Don’t forget that we also need to acknowledge in our parameterization that we are at \(y = 4\), i.e. the second component of the parameterization. When one of the coordinates on a 3D curve is constant it is often easy to forget to deal with it in the parameterization.

Show Step 2

We’ll need the magnitude of the derivative of the parameterization so let’s get that.

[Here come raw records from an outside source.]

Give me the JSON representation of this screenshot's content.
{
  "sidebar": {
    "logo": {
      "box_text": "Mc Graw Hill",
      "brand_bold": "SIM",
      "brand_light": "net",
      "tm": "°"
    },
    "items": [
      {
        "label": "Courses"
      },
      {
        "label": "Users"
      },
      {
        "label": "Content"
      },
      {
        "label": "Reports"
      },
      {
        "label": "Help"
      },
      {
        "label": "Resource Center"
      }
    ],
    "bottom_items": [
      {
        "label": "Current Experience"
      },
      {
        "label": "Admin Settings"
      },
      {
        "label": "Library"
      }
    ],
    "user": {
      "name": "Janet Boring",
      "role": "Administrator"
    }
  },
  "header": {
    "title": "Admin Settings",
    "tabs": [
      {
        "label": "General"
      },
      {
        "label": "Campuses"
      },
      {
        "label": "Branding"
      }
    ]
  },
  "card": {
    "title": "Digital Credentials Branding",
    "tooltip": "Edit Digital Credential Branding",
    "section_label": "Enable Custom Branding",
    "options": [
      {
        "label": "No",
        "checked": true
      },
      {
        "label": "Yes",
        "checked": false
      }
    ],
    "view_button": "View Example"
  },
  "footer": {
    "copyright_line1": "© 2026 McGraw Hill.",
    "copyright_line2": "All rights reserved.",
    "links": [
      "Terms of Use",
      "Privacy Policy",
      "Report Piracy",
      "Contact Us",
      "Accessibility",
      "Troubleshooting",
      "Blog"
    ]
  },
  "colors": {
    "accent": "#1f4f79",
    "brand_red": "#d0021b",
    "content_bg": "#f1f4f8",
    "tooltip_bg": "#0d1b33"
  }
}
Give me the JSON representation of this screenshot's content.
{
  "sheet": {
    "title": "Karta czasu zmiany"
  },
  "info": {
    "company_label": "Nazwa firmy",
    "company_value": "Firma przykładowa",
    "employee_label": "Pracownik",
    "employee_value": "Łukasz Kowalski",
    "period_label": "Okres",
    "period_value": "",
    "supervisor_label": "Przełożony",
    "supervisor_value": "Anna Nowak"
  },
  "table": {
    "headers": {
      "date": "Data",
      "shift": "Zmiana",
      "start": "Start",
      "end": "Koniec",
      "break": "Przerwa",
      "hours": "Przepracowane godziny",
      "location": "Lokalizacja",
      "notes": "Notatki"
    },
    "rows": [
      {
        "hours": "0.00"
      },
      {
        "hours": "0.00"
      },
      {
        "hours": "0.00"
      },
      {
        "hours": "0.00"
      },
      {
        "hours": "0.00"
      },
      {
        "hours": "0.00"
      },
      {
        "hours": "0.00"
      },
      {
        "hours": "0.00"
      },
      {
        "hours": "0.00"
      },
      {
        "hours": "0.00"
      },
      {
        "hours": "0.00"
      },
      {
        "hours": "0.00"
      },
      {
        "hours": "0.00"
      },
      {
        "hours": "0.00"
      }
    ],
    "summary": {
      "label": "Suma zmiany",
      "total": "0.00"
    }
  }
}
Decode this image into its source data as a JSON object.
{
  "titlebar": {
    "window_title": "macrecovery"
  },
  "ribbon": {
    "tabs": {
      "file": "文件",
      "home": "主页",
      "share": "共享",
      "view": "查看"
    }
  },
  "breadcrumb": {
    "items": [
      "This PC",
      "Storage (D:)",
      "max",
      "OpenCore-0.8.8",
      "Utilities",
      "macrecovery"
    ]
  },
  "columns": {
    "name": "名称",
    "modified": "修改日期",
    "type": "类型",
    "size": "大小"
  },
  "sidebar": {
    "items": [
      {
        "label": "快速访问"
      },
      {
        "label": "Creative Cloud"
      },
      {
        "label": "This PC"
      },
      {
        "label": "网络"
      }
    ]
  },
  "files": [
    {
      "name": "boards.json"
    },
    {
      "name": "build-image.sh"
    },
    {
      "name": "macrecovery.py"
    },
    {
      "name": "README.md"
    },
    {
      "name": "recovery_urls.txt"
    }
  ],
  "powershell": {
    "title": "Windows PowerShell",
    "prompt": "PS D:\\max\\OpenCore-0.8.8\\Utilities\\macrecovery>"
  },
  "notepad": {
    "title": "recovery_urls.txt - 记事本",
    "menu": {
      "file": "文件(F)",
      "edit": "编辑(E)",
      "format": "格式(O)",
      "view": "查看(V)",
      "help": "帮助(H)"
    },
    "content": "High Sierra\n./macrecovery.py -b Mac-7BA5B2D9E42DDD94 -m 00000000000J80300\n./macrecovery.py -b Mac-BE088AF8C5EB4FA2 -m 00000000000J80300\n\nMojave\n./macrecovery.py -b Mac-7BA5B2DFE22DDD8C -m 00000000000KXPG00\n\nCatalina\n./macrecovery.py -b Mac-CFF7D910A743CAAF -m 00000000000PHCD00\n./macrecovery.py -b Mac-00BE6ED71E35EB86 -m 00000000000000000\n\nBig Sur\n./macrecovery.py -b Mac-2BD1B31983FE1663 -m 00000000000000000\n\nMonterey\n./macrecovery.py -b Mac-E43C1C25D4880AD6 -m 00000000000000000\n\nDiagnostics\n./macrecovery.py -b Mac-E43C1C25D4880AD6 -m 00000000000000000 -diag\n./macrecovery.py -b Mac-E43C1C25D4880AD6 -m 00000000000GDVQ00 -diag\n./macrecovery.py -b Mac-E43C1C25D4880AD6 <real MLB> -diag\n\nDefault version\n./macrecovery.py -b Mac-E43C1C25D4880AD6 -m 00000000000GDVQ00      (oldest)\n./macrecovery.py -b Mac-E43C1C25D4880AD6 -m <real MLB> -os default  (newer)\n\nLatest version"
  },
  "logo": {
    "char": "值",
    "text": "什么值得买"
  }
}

\[\begin{align*}\vec r'\left( t \right) & = \left\langle { - 2\sin \left( t \right),0, - 2\cos \left( t \right)} \right\rangle \\ \left\| {\vec r'\left( t \right)} \right\| & = \sqrt {{{\left( { - 2\sin \left( t \right)} \right)}^2} + {{\left( 0 \right)}^2} + {{\left( { - 2\cos \left( t \right)} \right)}^2}} \\ & = \sqrt {4{{\sin }^2}\left( t \right) + 4{{\cos }^2}\left( t \right)} = \sqrt {4\left( {{{\sin }^2}\left( t \right) + {{\cos }^2}\left( t \right)} \right)} = \sqrt 4 = 2\end{align*}\]

We’ll also need the integrand “evaluated” at the parameterization. Recall all this means is we replace the \(x\)/y/z in the integrand with the \(x\)/y/z from parameterization. Here is the integrand evaluated at the parameterization.

\[{x^2}{y^2} = {\left( {2\cos \left( t \right)} \right)^2}{\left( 4 \right)^2} = 64{\cos ^2}\left( t \right)\] Show Step 3

The line integral is then,

\[\begin{align*}\int\limits_{C}{{{x^2}{y^2}\,ds}} & = \int_{0}^{{2\pi }}{{\left( {64{{\cos }^2}\left( t \right)} \right)\left( 2 \right)\,dt}} = \int_{0}^{{2\pi }}{{64\left( {1 + \cos \left( {2t} \right)} \right)\,dt}}\\ & = \left. {64\left( {t + \frac{1}{2}\sin \left( {2t} \right)} \right)} \right|_0^{2\pi } = \require{bbox} \bbox[2pt,border:1px solid black]{{128\pi }}\end{align*}\]

You do recall how to use the double angle formula for cosine to evaluate this integral correct? We’ll be seeing a fair number of integrals involving trig functions in this chapter and knowing how to do these kinds of integrals will be important.